Kinsta customer Bookswarm discovered this issue while managing hundreds of client sites on a shared hosting platform. They found that the mixed server setup created security headaches alongside any individual site compromises. The architecture meant that “an attack on one was an attack on others.”

This also creates an operational burden as you need constant monitoring to catch compromises before they spread. If one site shows signs of infection, you have to check every other site on the same server. Incident response becomes a portfolio-wide exercise rather than an isolated fix.

The blacklist contamination problem

Shared IP addresses create another layer of risk in traditional shared hosting. When multiple sites share the same IP, they also share the same reputation in the eyes of email providers, search engines, and security services.

Because a single compromise can lead to the entire IP address being blacklisted, every site on that IP suffers from several cascading problems:

• Email deliverability drops across your entire portfolio when one compromised site triggers spam filters such as Spamhaus.
• Search engines flag the shared IP as suspicious, negatively affecting rankings for all associated sites.
• Security services and firewalls block requests from the IP, breaking functionality for sites unrelated to the original compromise.
• Client sites lose trust indicators when security tools associate the shared IP with malicious activity.

The recovery process from IP blacklisting requires a coordinated effort with your hosting provider. You need to identify which site caused the problem, clean it up, and then request removal from various blacklists. During this process, all sites on the shared IP continue to experience the consequences.

In the meantime, you have to explain to your clients why their email stopped working or why their site got flagged, even though they followed optimal WordPress security practices. The root cause traces back to infrastructure decisions that individual site owners have no control over. All of this ongoing maintenance takes time away from client work and development projects.
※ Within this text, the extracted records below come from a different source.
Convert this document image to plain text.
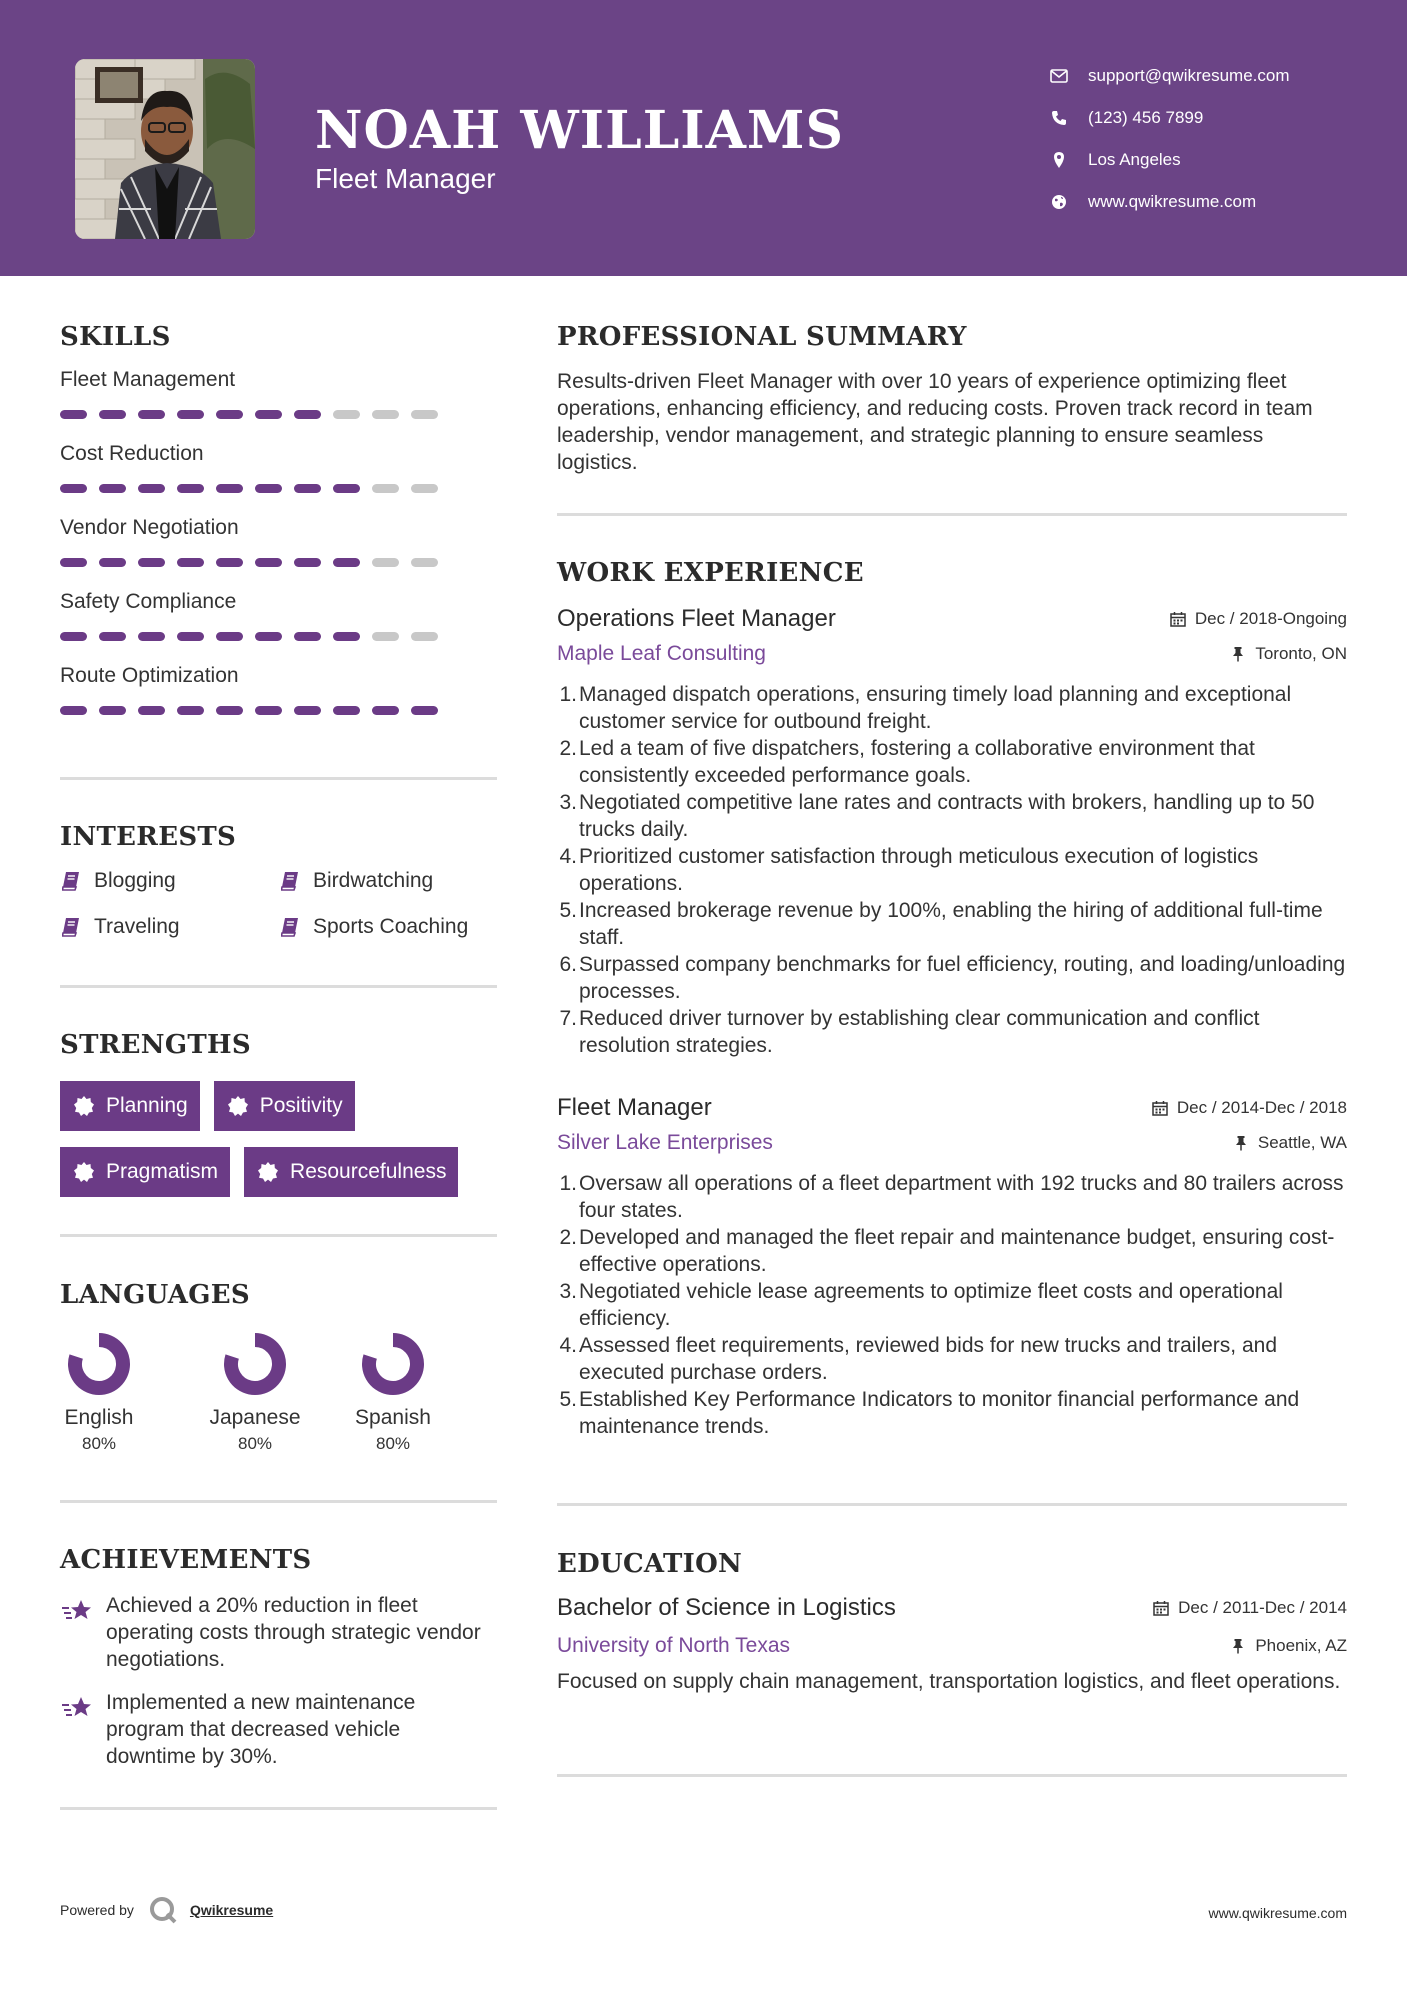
NOAH WILLIAMS
Fleet Manager
support@qwikresume.com
(123) 456 7899
Los Angeles
www.qwikresume.com
SKILLS
Fleet Management
Cost Reduction
Vendor Negotiation
Safety Compliance
Route Optimization
INTERESTS
Blogging	Birdwatching
Traveling	Sports Coaching
STRENGTHS
Planning	Positivity
Pragmatism	Resourcefulness
LANGUAGES
English
80%
Japanese
80%
Spanish
80%
ACHIEVEMENTS
Achieved a 20% reduction in fleet operating costs through strategic vendor negotiations.
Implemented a new maintenance program that decreased vehicle downtime by 30%.
PROFESSIONAL SUMMARY
Results-driven Fleet Manager with over 10 years of experience optimizing fleet operations, enhancing efficiency, and reducing costs. Proven track record in team leadership, vendor management, and strategic planning to ensure seamless logistics.
WORK EXPERIENCE
Operations Fleet Manager	Dec / 2018-Ongoing
Maple Leaf Consulting	Toronto, ON
1. Managed dispatch operations, ensuring timely load planning and exceptional customer service for outbound freight.
2. Led a team of five dispatchers, fostering a collaborative environment that consistently exceeded performance goals.
3. Negotiated competitive lane rates and contracts with brokers, handling up to 50 trucks daily.
4. Prioritized customer satisfaction through meticulous execution of logistics operations.
5. Increased brokerage revenue by 100%, enabling the hiring of additional full-time staff.
6. Surpassed company benchmarks for fuel efficiency, routing, and loading/unloading processes.
7. Reduced driver turnover by establishing clear communication and conflict resolution strategies.
Fleet Manager	Dec / 2014-Dec / 2018
Silver Lake Enterprises	Seattle, WA
1. Oversaw all operations of a fleet department with 192 trucks and 80 trailers across four states.
2. Developed and managed the fleet repair and maintenance budget, ensuring cost-effective operations.
3. Negotiated vehicle lease agreements to optimize fleet costs and operational efficiency.
4. Assessed fleet requirements, reviewed bids for new trucks and trailers, and executed purchase orders.
5. Established Key Performance Indicators to monitor financial performance and maintenance trends.
EDUCATION
Bachelor of Science in Logistics	Dec / 2011-Dec / 2014
University of North Texas	Phoenix, AZ
Focused on supply chain management, transportation logistics, and fleet operations.
Powered by	Qwikresume	www.qwikresume.com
Container-level isolation for WordPress hosting

Site isolation addresses many of the fundamental problems of shared hosting. For example, Kinsta runs each site in its own isolated container with dedicated resources. This means each WordPress site gets its own container that includes everything needed to run: Linux, NGINX, PHP, and MySQL.
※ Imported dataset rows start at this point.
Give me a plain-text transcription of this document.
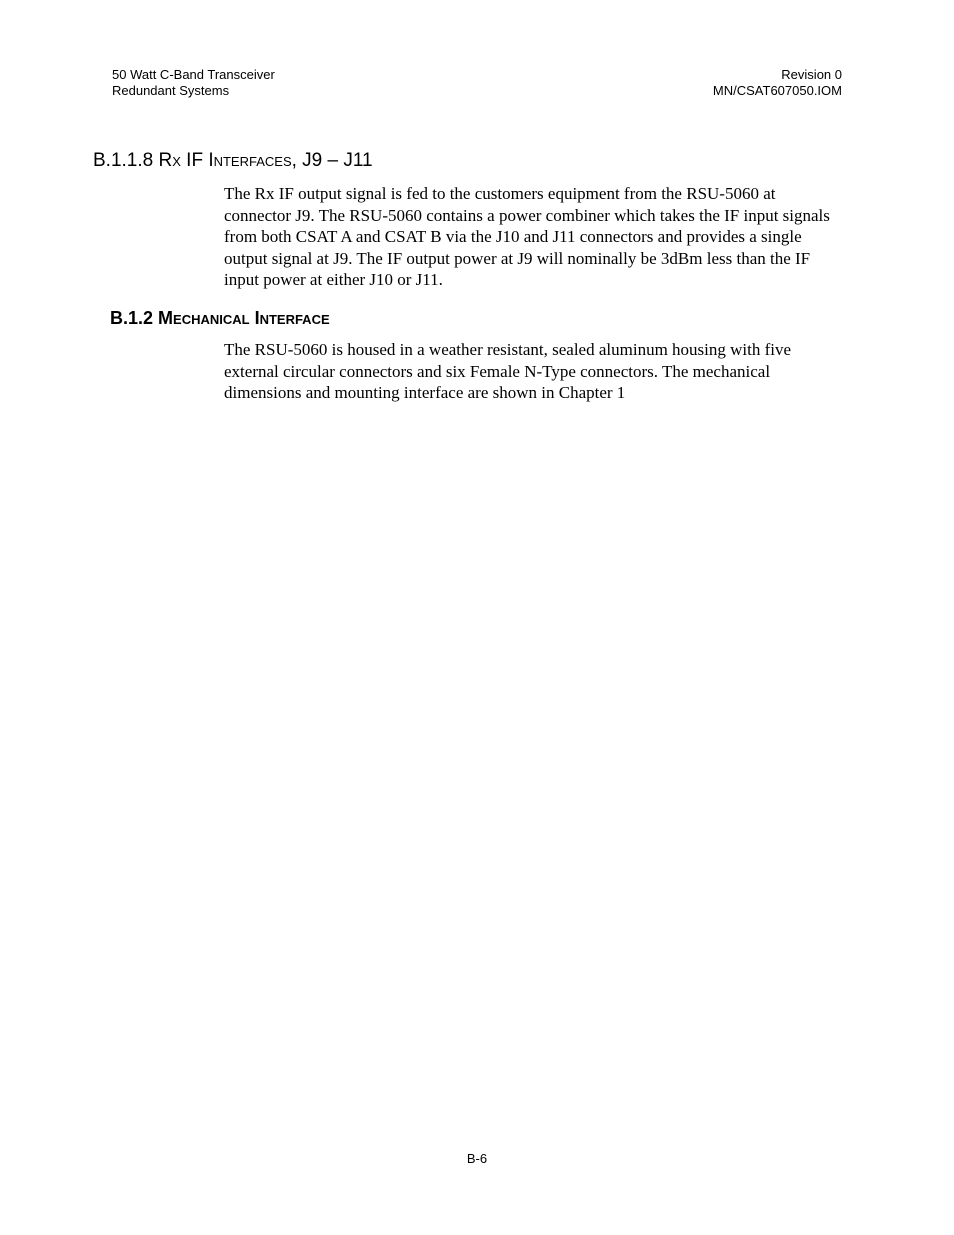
50 Watt C-Band Transceiver
Redundant Systems
Revision 0
MN/CSAT607050.IOM
B.1.1.8 Rx IF Interfaces, J9 – J11

The Rx IF output signal is fed to the customers equipment from the RSU-5060 at connector J9. The RSU-5060 contains a power combiner which takes the IF input signals from both CSAT A and CSAT B via the J10 and J11 connectors and provides a single output signal at J9. The IF output power at J9 will nominally be 3dBm less than the IF input power at either J10 or J11.

B.1.2 Mechanical Interface

The RSU-5060 is housed in a weather resistant, sealed aluminum housing with five external circular connectors and six Female N-Type connectors. The mechanical dimensions and mounting interface are shown in Chapter 1

B-6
The isolation happens at the operating system level through two core mechanisms:

• Namespaces provide each container with its own view of system resources. A process running in one container cannot see or interact with processes in another container.
• Control groups (‘cgroups’) enforce resource limits and ensure each container has access to its dedicated allocation of CPU and RAM.

What’s more, PHP threads for your WordPress site cannot see or interact with processes from other sites. This kernel-level separation prevents scenarios where one site’s compromised process attempts to access resources belonging to other sites.

Network stacks operate independently within each container, too. Each site has its own network interface and IP handling. This isolation extends through the entire stack and eliminates the noisy neighbor problem that plagues shared hosting.

When one site experiences a traffic spike or runs resource-intensive operations, it only affects that site’s container. The dedicated resource allocation means other sites continue operating with their full allocation regardless of what happens elsewhere on the infrastructure.